The general public is less familiar with tocotrienols, which are found most abundantly in palm oil, rice bran, and barley. For more than 20 years, however, scientists have studied the health effects of tocotrienols, including an animal study in 1986 that showed tocotrienols reduced the rate of cholesterol synthesis, which in turn reduced total and “bad” LDL (low-density lipoprotein) cholesterol in chickens.
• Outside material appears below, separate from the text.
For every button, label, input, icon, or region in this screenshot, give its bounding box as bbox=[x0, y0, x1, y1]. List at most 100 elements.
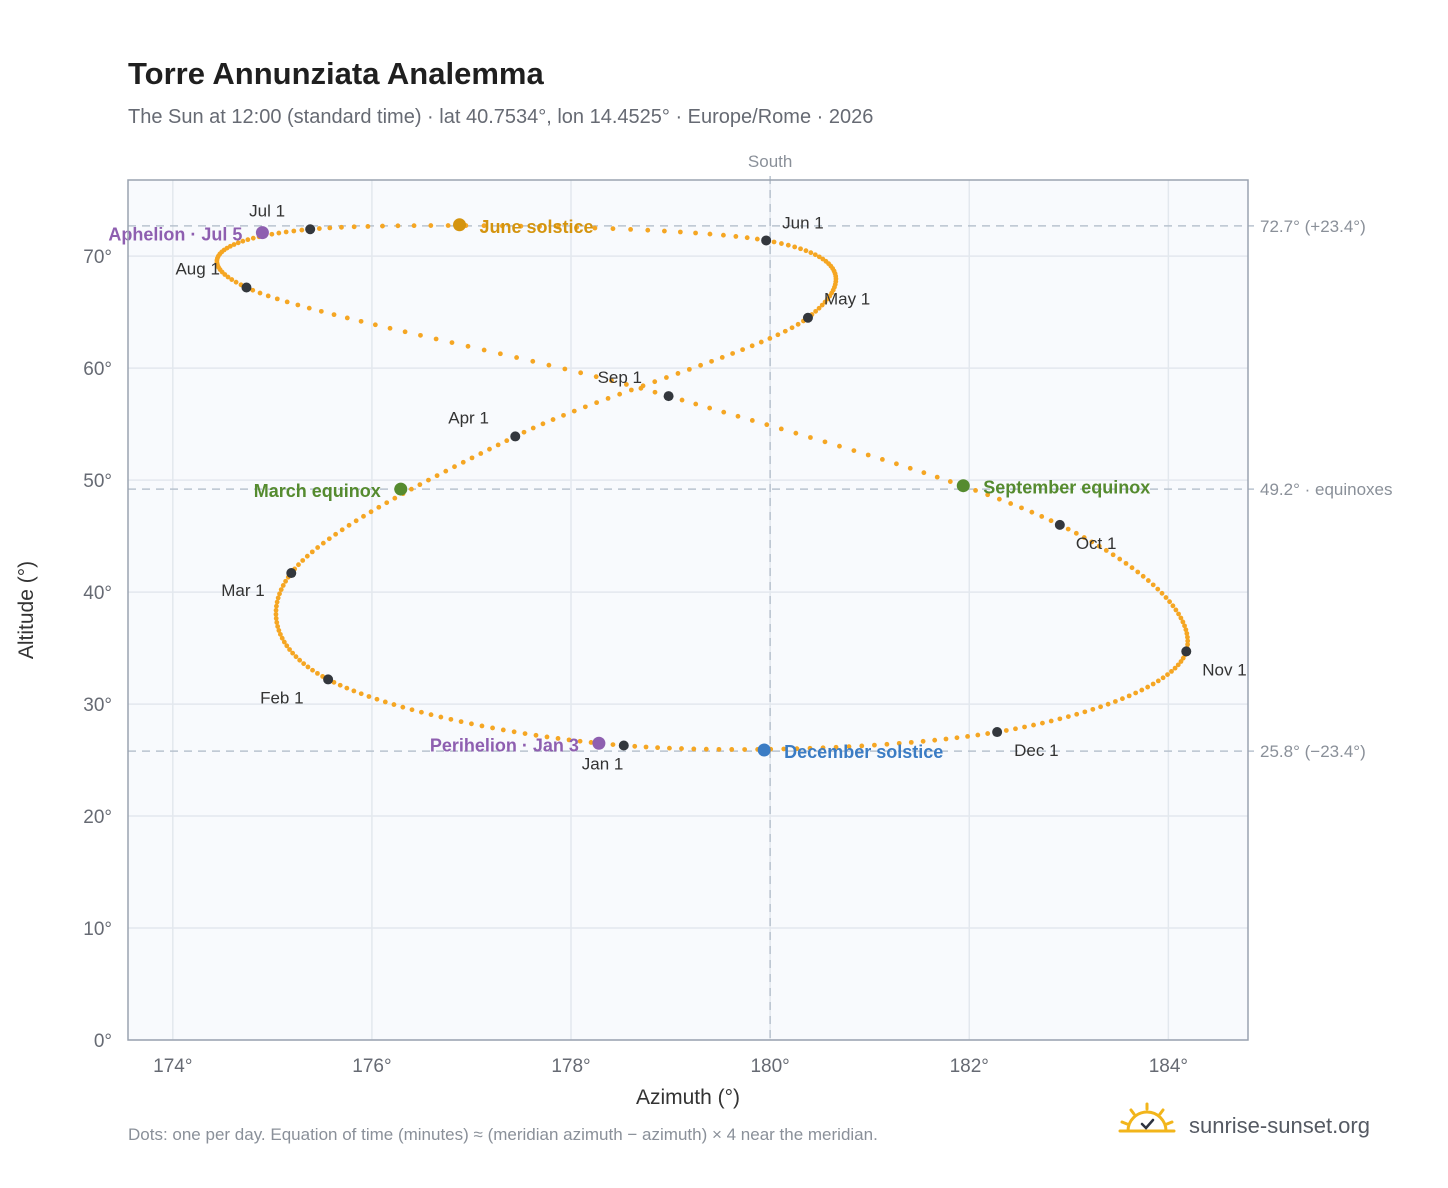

Since then there have been scores of studies exploring the benefits of tocotrienols in both animals and humans, including one published in Atherosclerosis, in which researchers found that 100 mg of tocotrienols from rice bran lowered total cholesterol by 20 percent, LDL by 25 percent, and triglycerides by 12 percent in people with high cholesterol.
In this new six-month study, 62 volunteers were randomly assigned to receive either placebo or 160 mg daily of a vitamin E supplement (Tri E Tocotrienol, by Sime Darby Bioganic Sdn Bhd) that was 74 percent tocotrienols and 26 percent tocopherol. Alpha-tocotrienol was the main tocotrienol in the supplement.
The researchers found that participants older than 50 experienced an increase in vitamin E levels by the end of the study. However, younger participants (those ages 35-49), as well as the older ones, saw improvement in the ratio of high-density lipoprotein (HDL) to total cholesterol when compared with placebo. This ratio is a specific risk factor for cardiovascular disease.
The study’s authors suggested that “HDL cholesterol increases of the magnitude observed in this study have been associated with a 22.5 percent reduce risk of cardiovascular events.” They also noted that “the protective effects of tocotrienol-rich fraction supplementation observed in this study might represent a restoration of redox balance, particularly in the over 50-year old group.”